Best Practice 4: Establishing the Duration of All Activities
Duration is the estimated time required to complete an activity—the time between its start and finish. Durations are expressed in business units, such as working days, and are subject to the project calendar. For example, for a standard 40-hour 5-day work week, the duration of an activity that starts on Thursday and ends on Tuesday will be 4 working days, even though it spans 6 calendar days. If the activity is assigned to a 7-day workweek calendar, then the activity will start Thursday and end Sunday. Multiple calendars can be created to accommodate activities with different work schedules.
The definition of duration is different from the definition of work (work is also referred to as effort in some scheduling software). For example, if a painting activity is scheduled for 2 8-hour days and 2 full-time painters are assigned to the job, the duration of the painting activity is 2 days, but the effort associated with painting is 32 hours (that is, 2 8-hour employees for 2 days). Duration is directly related to the assigned resources and estimated amount of required work. Best Practice 3 discusses in detail how duration, resource units, and effort can change in relation to one another.
Durations should be as short as possible to facilitate the objective measurement of accomplished effort. As we discuss in Best Practice 1, the level of detail in the schedule should reflect the information available, the risk inherent in activities, and the intended use of the schedule. In general, estimated detail activity durations for near-term effort should be no longer than the reporting period established by the program. For example, if the reporting period for a construction project is weekly, then near-term activity durations should be one working week or less. If management requires monthly updates, then near-term activity durations should be about 22 working days or less. If activities are longer than the reporting period, activities should have at least one quantitative measurable event within the reporting period. It may be difficult for management to gauge progress on detail activity durations that are too long. Up to a point, the shorter the duration of the detail activity the more precise the measurement of accomplished effort will be. Moreover, shorter durations are needed for areas of work associated with high cost or high risk. Keeping activity durations shorter than the reporting period has additional benefits to tracking progress that we discuss in Best Practice 9.
Long durations should be broken into shorter activities if logical breaks can be identified in the work being performed. If it is not practical to divide the work into smaller activities or insert intermediate milestones, justification for long durations should be given in the schedule basis document. One rule of thumb is to break long activities into enough detail that finish-to-start logic relationships can be identified. Greater activity detail might be necessary if it helps management understand and address the implications of risk and uncertainty.
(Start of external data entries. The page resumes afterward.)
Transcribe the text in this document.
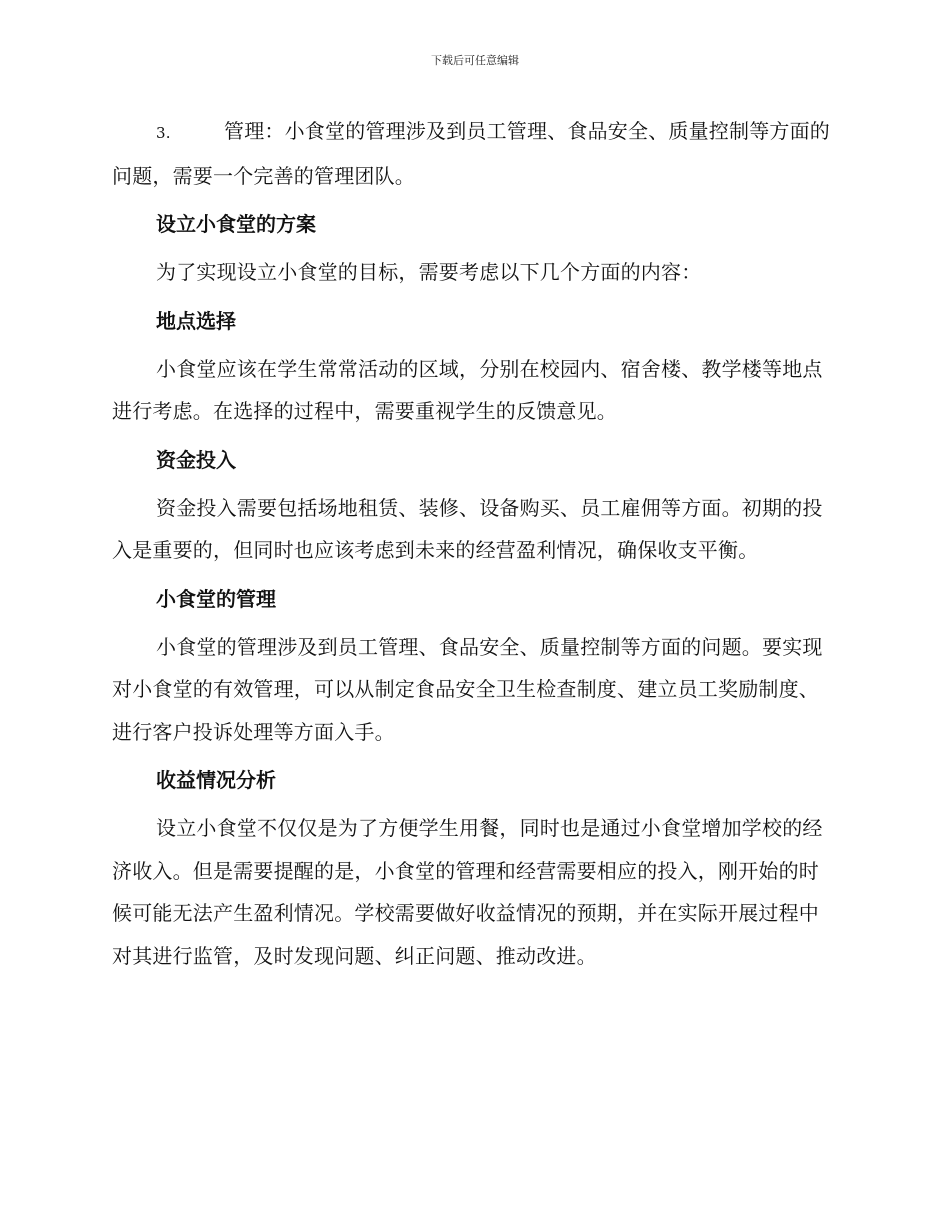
下载后可任意编辑

3.	管理：小食堂的管理涉及到员工管理、食品安全、质量控制等方面的问题，需要一个完善的管理团队。

设立小食堂的方案

为了实现设立小食堂的目标，需要考虑以下几个方面的内容：

地点选择

小食堂应该在学生常常活动的区域，分别在校园内、宿舍楼、教学楼等地点进行考虑。在选择的过程中，需要重视学生的反馈意见。

资金投入

资金投入需要包括场地租赁、装修、设备购买、员工雇佣等方面。初期的投入是重要的，但同时也应该考虑到未来的经营盈利情况，确保收支平衡。

小食堂的管理

小食堂的管理涉及到员工管理、食品安全、质量控制等方面的问题。要实现对小食堂的有效管理，可以从制定食品安全卫生检查制度、建立员工奖励制度、进行客户投诉处理等方面入手。

收益情况分析

设立小食堂不仅仅是为了方便学生用餐，同时也是通过小食堂增加学校的经济收入。但是需要提醒的是，小食堂的管理和经营需要相应的投入，刚开始的时候可能无法产生盈利情况。学校需要做好收益情况的预期，并在实际开展过程中对其进行监管，及时发现问题、纠正问题、推动改进。
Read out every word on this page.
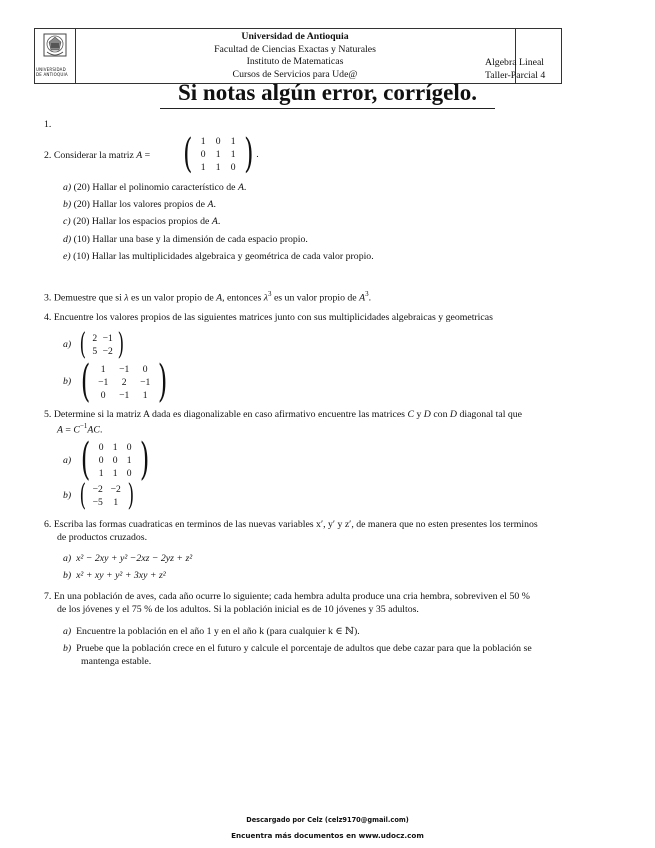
UNIVERSIDAD
DE ANTIOQUIA
Universidad de Antioquia
Facultad de Ciencias Exactas y Naturales
Instituto de Matematicas
Cursos de Servicios para Ude@
Algebra Lineal
Taller-Parcial 4
Si notas algún error, corrígelo.
1.
2. Considerar la matriz A = ( 1	0	1
0	1	1
1	1	0 ) .
a) (20) Hallar el polinomio característico de A.
b) (20) Hallar los valores propios de A.
c) (20) Hallar los espacios propios de A.
d) (10) Hallar una base y la dimensión de cada espacio propio.
e) (10) Hallar las multiplicidades algebraica y geométrica de cada valor propio.
3. Demuestre que si λ es un valor propio de A, entonces $\lambda^3$ es un valor propio de $A^3$.
4. Encuentre los valores propios de las siguientes matrices junto con sus multiplicidades algebraicas y geometricas
a) ( 2 −1
5 −2 )
b) (	1	−1	0
−1	2	−1
0	−1	1 )
5. Determine si la matriz A dada es diagonalizable en caso afirmativo encuentre las matrices C y D con D diagonal tal que
$A = C^{-1}AC$.
a) ( 0 1 0
0 0 1
1 1 0 )
b) ( −2 −2
−5	1 )
6. Escriba las formas cuadraticas en terminos de las nuevas variables x′, y′ y z′, de manera que no esten presentes los terminos
de productos cruzados.
a) x² − 2xy + y² −2xz − 2yz + z²
b) x² + xy + y² + 3xy + z²
7. En una población de aves, cada año ocurre lo siguiente; cada hembra adulta produce una cria hembra, sobreviven el 50 %
de los jóvenes y el 75 % de los adultos. Si la población inicial es de 10 jóvenes y 35 adultos.
a) Encuentre la población en el año 1 y en el año k (para cualquier k ∈ ℕ).
b) Pruebe que la población crece en el futuro y calcule el porcentaje de adultos que debe cazar para que la población se
mantenga estable.
Descargado por Celz (celz9170@gmail.com)
Encuentra más documentos en www.udocz.com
However, durations that are too short and durations that are too long should be balanced. Very short durations, such as 1 day or less, may imply that the schedule is too detailed and will require more frequent schedule duration and logic updates than necessary. Activities should be decomposed only to the point necessary to identify activity-to-activity hand-offs. Moreover, for a large number of 1- and 2-day duration activities, planners should recognize that people are rarely, if ever, 100 percent productive during an 8-hour day. An actual “pure” productive workday is approximately 60 to 80 percent of an 8-hour workday, because time may be taken up with staff meetings, phone calls, e-mails, and water cooler talks. Also, a long chain of 1-day activities may be assigned to one employee who is assumed to never get sick or take vacation. It is important that activity durations remain realistic. Durations should not be broken up simply to meet an artificial guideline. If the work required for the activity is estimated to extend beyond the reporting period, or if network logic dictates an activity duration longer than the reporting period for some other reason, then the activity duration should reflect this reality.
Certain activities within schedules naturally span more than the number of working days in the reporting period. For summary-level schedules, often created before detailed engineering is complete, durations might be longer than 1 or 2 months and lags might be more common. Within detailed schedules, LOE activities such as management and other oversight activities depend on the duration of the underlying discrete effort, so they span complete phases or even the entire project. LOE activities should be clearly marked in the schedule and should never appear on a critical path.
In some circumstances, it may be beneficial to use long-duration activities in a schedule to reduce complexity. For example, if 30 units of some item need to be constructed and each item has 15 individual steps, the complexity of the schedule can be reduced by creating 30 construction activities rather than 450 step activities. To ensure that long-duration activities can be effectively progressed, they should be monitored using incremental milestones. Incremental milestones—also called inch-stones—are used to track the completion of a long-duration activity. Incremental milestones should represent objective, product-oriented progress on the task and should be managed under a control process. They should enhance the performance visibility of the activity rather than represent arbitrary points in time. Inch-stones used to calculate performance for long-duration activities are sometimes referred to as quantifiable backup data, or QBD.
In addition, planning packages representing summarized or less-defined future work can be several months long. However, the duration of the planning packages must be estimated and they should still be integrated into network logic.
Finally, all activity durations in the schedule should be defined by the same time unit (hours, days, weeks) to facilitate calculating and monitoring the critical path. The day is the preferred time unit.